BMO Global Asset Management has released its latest white paper, titled "Finding a new balance with alternatives,” which considers the evolution of the traditional 60/40 equity/bond balanced portfolio split over the past several decades and concludes that, given the current market environment, investors should consider including alternative strategies to generate potentially stronger returns.

Alternative investments feature a diverse group of strategies and management styles. Among those often included within liquid alternatives mutual funds are equity hedge, credit, relative value and macro-driven tactics. Combined within a multi-manager fund, the overall objective typically emphasises absolute returns – relying less on the direction of markets to meet investor goals.

"Alternatives are an increasingly popular investment choice, having grown from around $50 billion in assets in 2006 to more than USD300 billion in 2015," says Lowell Yura (pictured), Head of Multi-Asset Solutions, BMO Global Asset Management. "Until recently, retail investors have had limited access to alternative strategies and, as a result, may not be very familiar with these types of investments and how they can add value. This relatively new access – combined with a wide range of strategies that are now available – has created a need for clarity, proper selection and portfolio construction. A multi-strategy approach, which provides exposure to a wide selection of alternative investments, can help investors and financial advisors navigate this asset class efficiently."

To justify an allocation to alternatives, the paper points to a significant shift in the traditional 60/40 equity/bond portfolio construction paradigm that has traditionally relied on strong bond returns in a low volatility environment. In the paper, BMO Global Asset Management contends that historical returns are unlikely to be replicated in the current low yield environment. The firm predicts that even moderate risk balanced portfolios should expect more than a four percent decrease in returns over the next ten years compared to what a 60/40 portfolio delivered in the last 35 years.

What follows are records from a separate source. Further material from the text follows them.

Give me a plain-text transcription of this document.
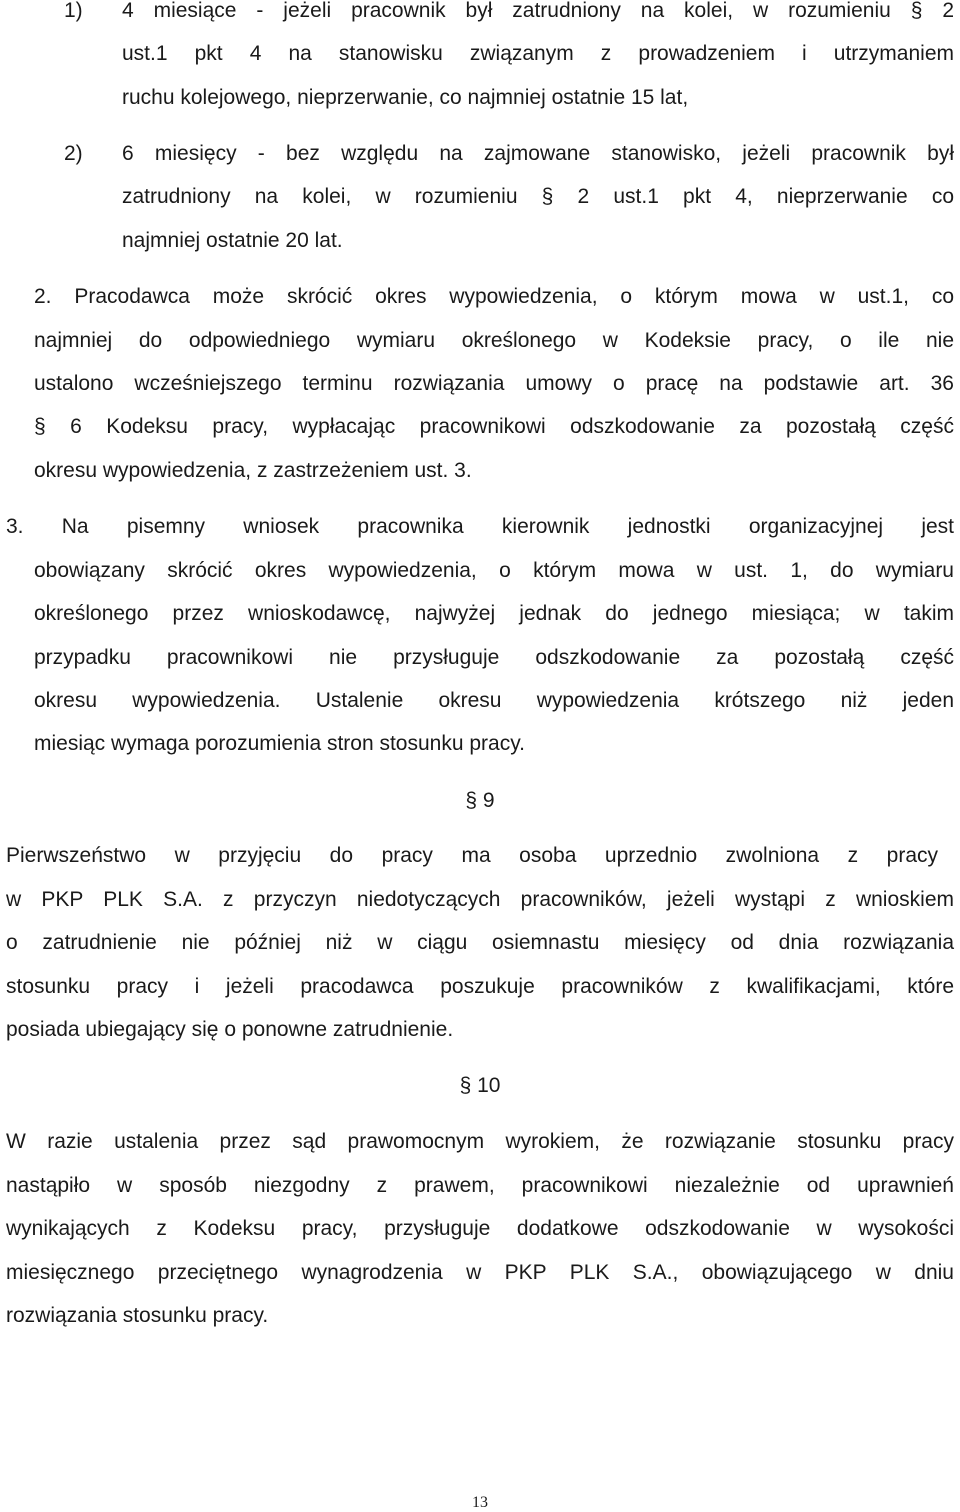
1) 4 miesiące - jeżeli pracownik był zatrudniony na kolei, w rozumieniu § 2
ust.1 pkt 4 na stanowisku związanym z prowadzeniem i utrzymaniem
ruchu kolejowego, nieprzerwanie, co najmniej ostatnie 15 lat,
2) 6 miesięcy - bez względu na zajmowane stanowisko, jeżeli pracownik był
zatrudniony na kolei, w rozumieniu § 2 ust.1 pkt 4, nieprzerwanie co
najmniej ostatnie 20 lat.
2. Pracodawca może skrócić okres wypowiedzenia, o którym mowa w ust.1, co
najmniej do odpowiedniego wymiaru określonego w Kodeksie pracy, o ile nie
ustalono wcześniejszego terminu rozwiązania umowy o pracę na podstawie art. 36
§ 6 Kodeksu pracy, wypłacając pracownikowi odszkodowanie za pozostałą część
okresu wypowiedzenia, z zastrzeżeniem ust. 3.
3. Na pisemny wniosek pracownika kierownik jednostki organizacyjnej jest
obowiązany skrócić okres wypowiedzenia, o którym mowa w ust. 1, do wymiaru
określonego przez wnioskodawcę, najwyżej jednak do jednego miesiąca; w takim
przypadku pracownikowi nie przysługuje odszkodowanie za pozostałą część
okresu wypowiedzenia. Ustalenie okresu wypowiedzenia krótszego niż jeden
miesiąc wymaga porozumienia stron stosunku pracy.
§ 9
Pierwszeństwo w przyjęciu do pracy ma osoba uprzednio zwolniona z pracy
w PKP PLK S.A. z przyczyn niedotyczących pracowników, jeżeli wystąpi z wnioskiem
o zatrudnienie nie później niż w ciągu osiemnastu miesięcy od dnia rozwiązania
stosunku pracy i jeżeli pracodawca poszukuje pracowników z kwalifikacjami, które
posiada ubiegający się o ponowne zatrudnienie.
§ 10
W razie ustalenia przez sąd prawomocnym wyrokiem, że rozwiązanie stosunku pracy
nastąpiło w sposób niezgodny z prawem, pracownikowi niezależnie od uprawnień
wynikających z Kodeksu pracy, przysługuje dodatkowe odszkodowanie w wysokości
miesięcznego przeciętnego wynagrodzenia w PKP PLK S.A., obowiązującego w dniu
rozwiązania stosunku pracy.
13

"To meet today's diversification and return expectation challenges, investors will need to consider investments that utilise unique strategies or new market exposures," says Kristina Kalebich, Senior Alternatives Specialist/Co-Portfolio Manager, BMO Global Asset Management. "A good alternatives option should either give the portfolio a higher return for the same amount of risk, or the same return for a lower amount of risk. Our research indicates best practice may be to compile a complementary blend of active alternative managers and multi-alternative strategies to make the most out of diversification opportunities."

The firm concludes that alternative strategies are best managed from a holistic, total portfolio perspective, considering the available alternative vehicles and how they correlate to one another. The multi-manager investment team can screen and monitor large numbers of potential managers, separating market exposure from identifiable manager skill. They also construct alternative asset allocations that combine the expertise of several managers to deliver breadth and differentiation – coming together, by design, to serve as a complement to the traditional 60/40 portfolio.